The PLA is no longer primarily concerned with serving as the ultimate backstop to CCP rule. Assuming that the PLA remains concerned with its ability to handle any perceived domestic threats and maintaining the domestic image of the CCP does not reflect reality leads to a false sense of security. The PLA’s primary focus remains on meeting its modernization goals. Goals that are focused on its ability to fight and win wars and becoming the world’s strongest military by 2049. The PAP enables the PLA to focus on warfighting first and foremost. If policymakers were to believe that the PLA primarily remains focused on issues at home and will not reach its modernization goals, they would be unprepared to develop strategies to mitigate the impacts of PLA military diplomacy and peacetime coercion on U.S. interests and policy priorities.
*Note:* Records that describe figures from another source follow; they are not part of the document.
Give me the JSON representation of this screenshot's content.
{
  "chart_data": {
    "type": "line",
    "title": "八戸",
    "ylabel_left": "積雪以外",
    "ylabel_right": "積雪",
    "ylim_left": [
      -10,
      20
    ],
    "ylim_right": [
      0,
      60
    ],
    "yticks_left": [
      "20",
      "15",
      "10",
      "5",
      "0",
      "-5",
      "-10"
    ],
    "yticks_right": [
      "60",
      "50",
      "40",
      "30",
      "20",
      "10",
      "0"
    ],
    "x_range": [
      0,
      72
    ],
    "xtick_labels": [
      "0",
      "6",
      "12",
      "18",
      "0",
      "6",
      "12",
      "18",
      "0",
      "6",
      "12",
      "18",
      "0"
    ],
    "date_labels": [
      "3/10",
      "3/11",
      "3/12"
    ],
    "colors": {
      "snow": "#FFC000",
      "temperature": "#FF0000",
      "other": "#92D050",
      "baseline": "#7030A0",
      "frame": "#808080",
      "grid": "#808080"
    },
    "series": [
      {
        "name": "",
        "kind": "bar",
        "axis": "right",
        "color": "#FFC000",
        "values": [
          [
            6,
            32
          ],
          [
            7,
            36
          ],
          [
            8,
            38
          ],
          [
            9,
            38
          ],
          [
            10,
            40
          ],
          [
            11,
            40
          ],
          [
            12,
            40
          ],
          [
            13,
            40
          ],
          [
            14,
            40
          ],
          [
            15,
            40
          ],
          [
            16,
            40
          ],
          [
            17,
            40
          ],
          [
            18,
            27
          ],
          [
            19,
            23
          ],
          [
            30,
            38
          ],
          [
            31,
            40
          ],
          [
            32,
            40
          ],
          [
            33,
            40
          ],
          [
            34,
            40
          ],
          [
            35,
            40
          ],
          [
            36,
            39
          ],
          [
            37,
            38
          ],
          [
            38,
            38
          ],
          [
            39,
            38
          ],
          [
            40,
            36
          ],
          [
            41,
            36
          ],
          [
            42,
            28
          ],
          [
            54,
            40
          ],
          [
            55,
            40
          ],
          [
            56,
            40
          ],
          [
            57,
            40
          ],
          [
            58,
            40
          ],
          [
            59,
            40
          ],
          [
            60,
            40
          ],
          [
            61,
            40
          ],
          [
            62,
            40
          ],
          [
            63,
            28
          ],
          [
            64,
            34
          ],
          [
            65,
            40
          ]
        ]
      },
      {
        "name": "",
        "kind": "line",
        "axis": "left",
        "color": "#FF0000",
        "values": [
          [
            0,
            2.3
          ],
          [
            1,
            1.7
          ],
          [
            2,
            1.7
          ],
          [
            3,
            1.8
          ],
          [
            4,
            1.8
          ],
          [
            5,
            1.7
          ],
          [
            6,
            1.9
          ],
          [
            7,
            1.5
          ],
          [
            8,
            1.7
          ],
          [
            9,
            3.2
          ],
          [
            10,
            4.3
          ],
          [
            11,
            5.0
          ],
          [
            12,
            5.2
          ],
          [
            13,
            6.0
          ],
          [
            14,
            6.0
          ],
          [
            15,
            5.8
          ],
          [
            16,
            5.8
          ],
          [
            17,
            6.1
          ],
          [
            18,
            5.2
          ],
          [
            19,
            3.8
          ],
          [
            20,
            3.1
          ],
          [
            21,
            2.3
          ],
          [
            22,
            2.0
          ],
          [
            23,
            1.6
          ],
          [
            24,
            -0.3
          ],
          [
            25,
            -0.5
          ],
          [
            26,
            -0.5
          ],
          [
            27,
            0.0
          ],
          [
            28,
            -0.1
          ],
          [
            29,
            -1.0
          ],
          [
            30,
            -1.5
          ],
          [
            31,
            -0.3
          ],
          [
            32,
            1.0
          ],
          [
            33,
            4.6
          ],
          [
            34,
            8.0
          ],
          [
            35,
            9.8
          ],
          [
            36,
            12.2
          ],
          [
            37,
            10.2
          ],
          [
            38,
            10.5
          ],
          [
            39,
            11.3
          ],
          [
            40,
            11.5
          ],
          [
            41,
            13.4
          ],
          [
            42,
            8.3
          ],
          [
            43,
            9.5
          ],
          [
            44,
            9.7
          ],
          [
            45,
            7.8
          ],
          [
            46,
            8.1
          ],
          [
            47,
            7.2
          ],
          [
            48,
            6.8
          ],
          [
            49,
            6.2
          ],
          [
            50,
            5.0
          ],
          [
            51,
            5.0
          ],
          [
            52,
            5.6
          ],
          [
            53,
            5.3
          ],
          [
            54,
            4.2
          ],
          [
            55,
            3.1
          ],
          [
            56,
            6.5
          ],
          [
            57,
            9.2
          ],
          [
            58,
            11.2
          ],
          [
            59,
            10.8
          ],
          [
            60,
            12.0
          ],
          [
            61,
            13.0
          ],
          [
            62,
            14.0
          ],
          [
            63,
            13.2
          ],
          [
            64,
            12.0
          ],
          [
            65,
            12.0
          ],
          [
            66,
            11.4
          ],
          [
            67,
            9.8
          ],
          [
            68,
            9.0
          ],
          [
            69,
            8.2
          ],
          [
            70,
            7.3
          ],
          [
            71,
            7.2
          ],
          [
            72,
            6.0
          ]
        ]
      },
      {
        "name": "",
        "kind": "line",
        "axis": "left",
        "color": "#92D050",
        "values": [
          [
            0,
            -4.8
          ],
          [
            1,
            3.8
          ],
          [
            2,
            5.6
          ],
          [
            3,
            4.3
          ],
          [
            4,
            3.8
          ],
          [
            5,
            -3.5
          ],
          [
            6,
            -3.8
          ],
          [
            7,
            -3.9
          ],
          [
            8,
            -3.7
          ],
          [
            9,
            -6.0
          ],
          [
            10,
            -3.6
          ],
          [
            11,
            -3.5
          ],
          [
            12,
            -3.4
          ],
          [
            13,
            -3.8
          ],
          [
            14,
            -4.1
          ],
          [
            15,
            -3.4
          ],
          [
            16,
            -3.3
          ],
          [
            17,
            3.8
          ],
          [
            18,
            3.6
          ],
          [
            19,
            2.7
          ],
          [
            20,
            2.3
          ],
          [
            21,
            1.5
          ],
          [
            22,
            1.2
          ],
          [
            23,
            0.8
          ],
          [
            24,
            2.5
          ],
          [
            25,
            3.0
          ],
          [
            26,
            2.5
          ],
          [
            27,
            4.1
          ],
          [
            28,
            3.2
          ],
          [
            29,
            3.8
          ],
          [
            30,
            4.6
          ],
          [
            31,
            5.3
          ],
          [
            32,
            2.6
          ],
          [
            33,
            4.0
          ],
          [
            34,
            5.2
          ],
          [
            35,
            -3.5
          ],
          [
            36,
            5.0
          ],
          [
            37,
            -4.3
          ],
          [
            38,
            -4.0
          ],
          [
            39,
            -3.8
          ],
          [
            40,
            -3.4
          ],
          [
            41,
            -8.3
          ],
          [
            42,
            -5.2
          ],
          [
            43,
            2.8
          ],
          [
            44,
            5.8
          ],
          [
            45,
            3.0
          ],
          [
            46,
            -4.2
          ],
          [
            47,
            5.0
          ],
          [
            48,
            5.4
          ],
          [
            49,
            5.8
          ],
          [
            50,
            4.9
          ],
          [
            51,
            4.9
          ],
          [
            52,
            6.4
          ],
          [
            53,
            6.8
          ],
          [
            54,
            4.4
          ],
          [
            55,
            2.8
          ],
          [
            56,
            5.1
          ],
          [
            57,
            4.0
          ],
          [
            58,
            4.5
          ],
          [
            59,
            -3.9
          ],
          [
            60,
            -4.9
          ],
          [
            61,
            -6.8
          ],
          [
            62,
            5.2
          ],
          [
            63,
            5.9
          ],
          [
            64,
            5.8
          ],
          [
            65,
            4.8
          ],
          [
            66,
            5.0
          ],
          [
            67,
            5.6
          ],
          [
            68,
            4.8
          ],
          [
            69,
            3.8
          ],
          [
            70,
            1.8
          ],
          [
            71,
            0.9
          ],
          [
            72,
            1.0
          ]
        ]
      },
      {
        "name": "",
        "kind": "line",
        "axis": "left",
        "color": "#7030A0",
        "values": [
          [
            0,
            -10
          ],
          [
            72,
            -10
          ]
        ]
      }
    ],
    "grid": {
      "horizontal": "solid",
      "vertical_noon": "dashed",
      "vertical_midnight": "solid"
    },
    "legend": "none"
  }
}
This analytical approach leads to a false sense of complacency with respect to PLA modernization and could ultimately make marshalling the military and nonmilitary resources necessary to plan for a variety of potential contingencies more difficult, potentially leading to a conflict with the PRC that the United States is underprepared for.. The roads to a crisis or conflict are often not intentional; however, not taking the threat of an adversary seriously or being unable to engage in meaningful dialogue with adversaries makes the situation all the more dangerous. Should a crisis occur, the price of a faulty threat perception of the PLA today is much higher in blood, treasure, and reputation than preparing for it.